PATTERN Cited by 1 source

Warehouse-unload bridge¶

Warehouse-unload bridge is the pattern for moving OLAP-computed results back into an OLTP-friendly serving store. OLAP warehouses like Snowflake aggregate billions of rows fast but are not designed for millisecond-latency high-QPS lookups; products that serve those results need an explicit export pipeline, not a direct query path from application code into the warehouse.

Canonical shape (Canva)¶

Snowflake (DBT output)
   ↓ scheduled unload worker (SELECT + export)
S3 (durable intermediary storage)
   ↓ S3 event → SQS (durability + fan-out)
Ingester worker (rate-limited)
   ↓
Service RDS  ← serving tier for low-latency reads

Each hop earns its keep:

S3 as an intermediate: survives ingester restarts, keeps history of exports, decouples warehouse load from serving-tier load. (systems/aws-s3)
SQS for work dispatch: durability + at-least-once delivery, so a crashed ingester resumes instead of dropping data. (systems/aws-sqs)
Rate-limited ingester: the hard part. Warehouses will cheerfully stream more rows per second than your RDS can absorb; Canva specifically reported RDS CPU spikes when throughput was too high, and had to tune the ingest rate to keep CPU and replication happy without stretching the export window too long. (Source: sources/2024-04-29-canva-scaling-to-count-billions)

Why not skip the bridge?¶

Direct warehouse reads from product traffic put a serving workload onto an engine optimised for large scans; latency + cost don't match.
Warehouse connection limits + concurrency costs mean every product service talking directly to the warehouse is a scaling problem of its own.
Isolation. Warehouse reruns (end-to-end recompute; see patterns/end-to-end-recompute) shouldn't block serving reads.

Tuning levers¶

Unload schedule — frequency trades freshness for warehouse compute cost and ingester throughput.
Batch size — bigger S3 objects are cheaper to transfer but create bigger bursts on the ingester.
Ingest rate limit — upper bound that keeps RDS CPU + replica lag in budget. Canva explicitly tuned this after seeing CPU spikes.
Format — columnar / compressed (Parquet) for wire cost; JSON for schema flexibility. Canva extracts DynamoDB JSON into typed columns on ingest.

Observability hot-spots¶

Instrument all four stops:

Warehouse unload: rows unloaded, export duration, warehouse cost.
S3 staging: object counts, size, age (alert on stale objects).
Queue: SQS depth, age of oldest message.
Ingester → RDS: throughput, RDS CPU, replica lag, error rate.

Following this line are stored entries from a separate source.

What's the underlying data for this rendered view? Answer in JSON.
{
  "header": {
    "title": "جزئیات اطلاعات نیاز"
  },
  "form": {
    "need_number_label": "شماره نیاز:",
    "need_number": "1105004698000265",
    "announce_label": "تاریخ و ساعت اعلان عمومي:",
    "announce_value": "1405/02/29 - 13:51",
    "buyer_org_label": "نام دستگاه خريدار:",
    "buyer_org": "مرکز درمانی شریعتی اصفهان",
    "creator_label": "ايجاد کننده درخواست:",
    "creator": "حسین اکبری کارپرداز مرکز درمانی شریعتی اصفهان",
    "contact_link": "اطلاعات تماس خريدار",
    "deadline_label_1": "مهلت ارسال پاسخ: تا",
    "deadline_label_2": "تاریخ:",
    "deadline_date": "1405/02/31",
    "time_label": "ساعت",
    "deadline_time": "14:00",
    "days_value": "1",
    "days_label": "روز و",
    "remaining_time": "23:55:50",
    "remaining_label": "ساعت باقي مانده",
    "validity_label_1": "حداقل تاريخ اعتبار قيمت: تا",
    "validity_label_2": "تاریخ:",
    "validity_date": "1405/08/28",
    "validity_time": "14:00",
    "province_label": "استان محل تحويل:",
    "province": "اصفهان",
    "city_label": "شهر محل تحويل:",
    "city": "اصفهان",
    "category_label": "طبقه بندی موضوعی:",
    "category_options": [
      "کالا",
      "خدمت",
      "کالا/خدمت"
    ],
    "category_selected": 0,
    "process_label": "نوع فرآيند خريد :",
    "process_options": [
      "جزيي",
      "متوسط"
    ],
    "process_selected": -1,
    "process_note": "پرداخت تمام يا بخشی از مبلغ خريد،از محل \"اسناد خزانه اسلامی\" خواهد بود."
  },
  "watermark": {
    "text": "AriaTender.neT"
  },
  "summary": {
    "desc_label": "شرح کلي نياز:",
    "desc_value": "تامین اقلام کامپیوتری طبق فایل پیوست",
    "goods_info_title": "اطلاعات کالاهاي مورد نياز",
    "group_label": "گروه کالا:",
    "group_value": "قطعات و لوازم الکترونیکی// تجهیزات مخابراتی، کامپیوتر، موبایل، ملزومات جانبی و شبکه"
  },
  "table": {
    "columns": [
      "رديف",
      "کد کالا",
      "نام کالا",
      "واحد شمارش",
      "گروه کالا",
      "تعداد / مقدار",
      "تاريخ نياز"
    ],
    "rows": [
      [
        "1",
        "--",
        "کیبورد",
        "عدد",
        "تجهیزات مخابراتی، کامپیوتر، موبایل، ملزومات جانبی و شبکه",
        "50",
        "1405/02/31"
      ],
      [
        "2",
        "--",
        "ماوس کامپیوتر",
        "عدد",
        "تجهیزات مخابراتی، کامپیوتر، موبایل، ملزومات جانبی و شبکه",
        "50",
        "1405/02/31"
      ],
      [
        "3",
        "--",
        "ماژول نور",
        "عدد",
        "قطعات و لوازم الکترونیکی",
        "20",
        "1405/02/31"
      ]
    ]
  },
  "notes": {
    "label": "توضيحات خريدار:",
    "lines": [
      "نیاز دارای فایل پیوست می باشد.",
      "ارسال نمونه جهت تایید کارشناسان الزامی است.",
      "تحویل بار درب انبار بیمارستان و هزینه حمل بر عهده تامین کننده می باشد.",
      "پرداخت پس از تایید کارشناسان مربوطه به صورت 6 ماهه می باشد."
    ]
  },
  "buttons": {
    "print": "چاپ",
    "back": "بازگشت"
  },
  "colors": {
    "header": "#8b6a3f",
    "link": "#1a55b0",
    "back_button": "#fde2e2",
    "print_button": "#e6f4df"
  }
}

Canva names observe-from-day-1 at every stage as one of the three lessons at the bottom of the post — "it is hard to predict where a problem can happen".

Seen in¶

sources/2024-04-29-canva-scaling-to-count-billions — Canva unloads Snowflake DBT outputs to S3, dispatches via SQS, and rate-limit ingests into service RDS; explicit RDS-CPU-spike tuning story.